Design One-Way Loops
Avoid two-way single-track sections entirely. Route trains in a single direction around a loop. One-way track never creates head-on scenarios and eliminates the need for most junction signals.
Add Passing Loops
On unavoidable two-way sections, add periodic passing loops — short sidings where a train can wait while another passes. Place Block Signals at each loop entrance/exit so trains can hold in the siding.
Keep Signal Blocks Short at Junctions
Short signal blocks near merges mean a waiting train blocks less of the network. A train that can pull forward into a short buffer block frees the block behind it for the opposing train to advance.
The Train Observer Block
The Train Observer (TrackObserverBlock) is a detection block — not a signal — that outputs a redstone pulse when a train passes. It sits adjacent to a track and outputs strength 15 for as long as a train is over the monitored section.
Unlike signals, the Train Observer does not interact with the signal block system at all: it does not create signal boundaries, does not stop trains, and does not coordinate access. It is purely an output device for redstone automation.
Typical uses alongside a signal network:
- Trigger a gate or door to open as a train approaches a station
- Count train passages for statistics or rate-limiting logic
- Activate a bell or horn block when a train crosses a level crossing
- Alert a CC:Tweaked computer to an unexpected train movement
Addon Development: TrackGraphMergeEvent
When two previously separateTrackGraph instances become connected (for example, a player bridges a gap between two independent track networks), Create fires a graph merge event. Addon mods listening to this event can respond to network topology changes — for example, recalculating custom pathfinding caches or updating external map data.
The merge updates all signal group propagation for the combined graph, reassigns boundary UUIDs, and synchronizes the new graph state to all clients via TrackGraphSyncPacket. Signal states recalculate automatically after a merge.
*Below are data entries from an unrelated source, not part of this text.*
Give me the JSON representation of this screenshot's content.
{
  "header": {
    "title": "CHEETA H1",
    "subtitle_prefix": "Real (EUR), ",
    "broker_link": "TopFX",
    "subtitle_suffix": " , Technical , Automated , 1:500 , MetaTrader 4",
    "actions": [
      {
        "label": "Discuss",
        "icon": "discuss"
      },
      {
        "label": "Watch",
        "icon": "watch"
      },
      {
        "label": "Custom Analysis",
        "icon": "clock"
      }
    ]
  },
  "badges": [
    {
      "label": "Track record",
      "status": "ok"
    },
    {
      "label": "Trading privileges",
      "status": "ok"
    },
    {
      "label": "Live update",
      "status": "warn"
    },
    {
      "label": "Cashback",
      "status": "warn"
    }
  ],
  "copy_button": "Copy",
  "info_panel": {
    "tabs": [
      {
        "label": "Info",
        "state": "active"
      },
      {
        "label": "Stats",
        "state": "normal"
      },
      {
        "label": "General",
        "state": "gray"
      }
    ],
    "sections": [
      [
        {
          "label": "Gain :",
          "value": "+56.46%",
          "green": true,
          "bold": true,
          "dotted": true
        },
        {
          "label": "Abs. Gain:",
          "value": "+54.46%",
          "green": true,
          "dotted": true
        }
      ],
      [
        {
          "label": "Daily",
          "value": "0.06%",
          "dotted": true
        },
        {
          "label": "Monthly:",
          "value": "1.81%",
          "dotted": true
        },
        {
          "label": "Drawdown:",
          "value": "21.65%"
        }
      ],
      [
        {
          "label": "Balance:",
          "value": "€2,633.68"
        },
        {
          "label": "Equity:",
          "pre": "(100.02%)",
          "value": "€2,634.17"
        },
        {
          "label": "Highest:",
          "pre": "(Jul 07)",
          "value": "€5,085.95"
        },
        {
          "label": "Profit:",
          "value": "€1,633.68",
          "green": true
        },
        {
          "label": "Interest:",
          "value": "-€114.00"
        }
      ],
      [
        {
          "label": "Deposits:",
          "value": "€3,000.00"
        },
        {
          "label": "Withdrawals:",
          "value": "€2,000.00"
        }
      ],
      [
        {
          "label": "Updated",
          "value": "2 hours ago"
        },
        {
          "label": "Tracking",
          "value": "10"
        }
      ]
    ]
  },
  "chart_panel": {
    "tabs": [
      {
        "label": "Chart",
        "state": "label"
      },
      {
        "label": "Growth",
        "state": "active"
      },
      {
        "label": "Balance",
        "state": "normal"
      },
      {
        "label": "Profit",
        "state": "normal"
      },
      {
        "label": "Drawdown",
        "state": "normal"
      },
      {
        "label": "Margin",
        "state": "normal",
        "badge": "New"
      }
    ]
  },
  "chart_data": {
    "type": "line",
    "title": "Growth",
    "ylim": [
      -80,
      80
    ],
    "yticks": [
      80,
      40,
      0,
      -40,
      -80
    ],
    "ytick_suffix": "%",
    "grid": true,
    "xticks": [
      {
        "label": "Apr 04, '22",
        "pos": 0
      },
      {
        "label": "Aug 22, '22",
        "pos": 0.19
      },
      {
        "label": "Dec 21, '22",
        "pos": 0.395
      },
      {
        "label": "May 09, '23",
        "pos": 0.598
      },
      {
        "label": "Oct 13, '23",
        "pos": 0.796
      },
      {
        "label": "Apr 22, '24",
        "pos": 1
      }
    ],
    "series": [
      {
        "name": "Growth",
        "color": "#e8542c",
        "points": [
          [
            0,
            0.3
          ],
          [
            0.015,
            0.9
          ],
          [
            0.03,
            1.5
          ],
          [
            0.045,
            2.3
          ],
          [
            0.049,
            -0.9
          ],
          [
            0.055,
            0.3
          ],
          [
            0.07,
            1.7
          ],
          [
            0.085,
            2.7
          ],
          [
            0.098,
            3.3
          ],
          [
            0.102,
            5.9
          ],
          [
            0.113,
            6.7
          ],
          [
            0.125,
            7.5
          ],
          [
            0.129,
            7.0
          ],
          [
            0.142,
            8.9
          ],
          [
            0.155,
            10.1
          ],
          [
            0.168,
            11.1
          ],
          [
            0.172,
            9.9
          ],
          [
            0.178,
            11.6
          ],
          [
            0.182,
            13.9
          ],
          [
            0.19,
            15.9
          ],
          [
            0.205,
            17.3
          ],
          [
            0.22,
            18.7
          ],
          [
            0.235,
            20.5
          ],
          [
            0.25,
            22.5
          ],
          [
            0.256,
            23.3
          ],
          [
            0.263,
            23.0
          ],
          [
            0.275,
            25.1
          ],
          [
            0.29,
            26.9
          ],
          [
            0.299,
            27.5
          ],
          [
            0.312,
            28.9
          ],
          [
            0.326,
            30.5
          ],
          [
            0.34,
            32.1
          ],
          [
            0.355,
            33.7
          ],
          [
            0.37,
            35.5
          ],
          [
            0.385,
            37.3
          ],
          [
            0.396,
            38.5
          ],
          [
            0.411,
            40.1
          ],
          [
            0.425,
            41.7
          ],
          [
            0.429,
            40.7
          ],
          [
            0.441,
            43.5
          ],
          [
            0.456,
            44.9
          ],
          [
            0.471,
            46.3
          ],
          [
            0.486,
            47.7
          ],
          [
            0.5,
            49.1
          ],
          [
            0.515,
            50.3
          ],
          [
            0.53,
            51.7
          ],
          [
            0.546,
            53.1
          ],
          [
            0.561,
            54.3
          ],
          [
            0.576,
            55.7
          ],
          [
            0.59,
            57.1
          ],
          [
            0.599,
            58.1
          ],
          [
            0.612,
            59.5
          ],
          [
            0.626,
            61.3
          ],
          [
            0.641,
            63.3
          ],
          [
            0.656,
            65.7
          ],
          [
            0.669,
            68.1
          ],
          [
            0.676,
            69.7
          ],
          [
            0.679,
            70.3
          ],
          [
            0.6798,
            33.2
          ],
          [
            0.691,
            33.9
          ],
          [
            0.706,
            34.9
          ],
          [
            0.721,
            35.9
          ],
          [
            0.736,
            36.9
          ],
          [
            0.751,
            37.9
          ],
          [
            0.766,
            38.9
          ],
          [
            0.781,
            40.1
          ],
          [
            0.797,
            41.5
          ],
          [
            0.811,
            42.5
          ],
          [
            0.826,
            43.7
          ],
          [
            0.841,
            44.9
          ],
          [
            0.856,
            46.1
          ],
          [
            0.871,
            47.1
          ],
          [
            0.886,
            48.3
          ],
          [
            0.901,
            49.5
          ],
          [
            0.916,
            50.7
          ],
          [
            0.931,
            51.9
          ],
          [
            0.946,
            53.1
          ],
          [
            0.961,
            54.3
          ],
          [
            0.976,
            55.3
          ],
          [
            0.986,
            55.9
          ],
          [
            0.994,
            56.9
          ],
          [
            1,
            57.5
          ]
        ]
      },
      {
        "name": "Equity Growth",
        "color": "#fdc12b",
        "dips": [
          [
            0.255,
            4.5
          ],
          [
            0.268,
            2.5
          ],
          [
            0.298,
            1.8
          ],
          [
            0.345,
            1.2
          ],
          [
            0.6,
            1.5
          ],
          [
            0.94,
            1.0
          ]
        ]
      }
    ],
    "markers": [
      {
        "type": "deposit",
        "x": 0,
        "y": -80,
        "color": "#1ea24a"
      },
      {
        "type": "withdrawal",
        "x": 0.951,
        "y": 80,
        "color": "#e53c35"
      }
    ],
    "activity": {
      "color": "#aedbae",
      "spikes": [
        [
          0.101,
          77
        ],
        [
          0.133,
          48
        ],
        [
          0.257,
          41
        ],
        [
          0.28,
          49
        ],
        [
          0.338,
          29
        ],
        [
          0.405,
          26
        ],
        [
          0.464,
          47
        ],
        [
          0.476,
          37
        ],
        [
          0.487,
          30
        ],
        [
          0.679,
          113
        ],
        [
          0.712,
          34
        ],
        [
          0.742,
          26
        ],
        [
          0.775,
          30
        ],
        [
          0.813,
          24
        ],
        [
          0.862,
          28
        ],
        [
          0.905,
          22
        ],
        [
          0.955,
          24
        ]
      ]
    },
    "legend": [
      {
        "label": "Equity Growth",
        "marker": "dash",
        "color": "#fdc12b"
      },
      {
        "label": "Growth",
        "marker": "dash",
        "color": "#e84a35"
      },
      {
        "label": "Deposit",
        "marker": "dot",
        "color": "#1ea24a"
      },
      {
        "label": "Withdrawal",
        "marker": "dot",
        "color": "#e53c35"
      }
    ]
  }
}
Quick Reference: When to Use Which Signal
| Situation | Recommended Signal |
|---|---|
| Straight section, one direction of travel | Block Signal at each end |
| Straight section, two-way traffic | Block Signals back-to-back at each end |
| Junction / branch merge | Chain Signal on approach arm(s) |
| Station approach (busy network) | Chain Signal before the station throat |
| External redstone gate | Block Signal + apply redstone to force red |
| Single-train network | No signals needed |
For networks with only one train, signals add no safety benefit — the single train can never encounter itself. Add signals only when you introduce a second train that shares any portion of track with the first.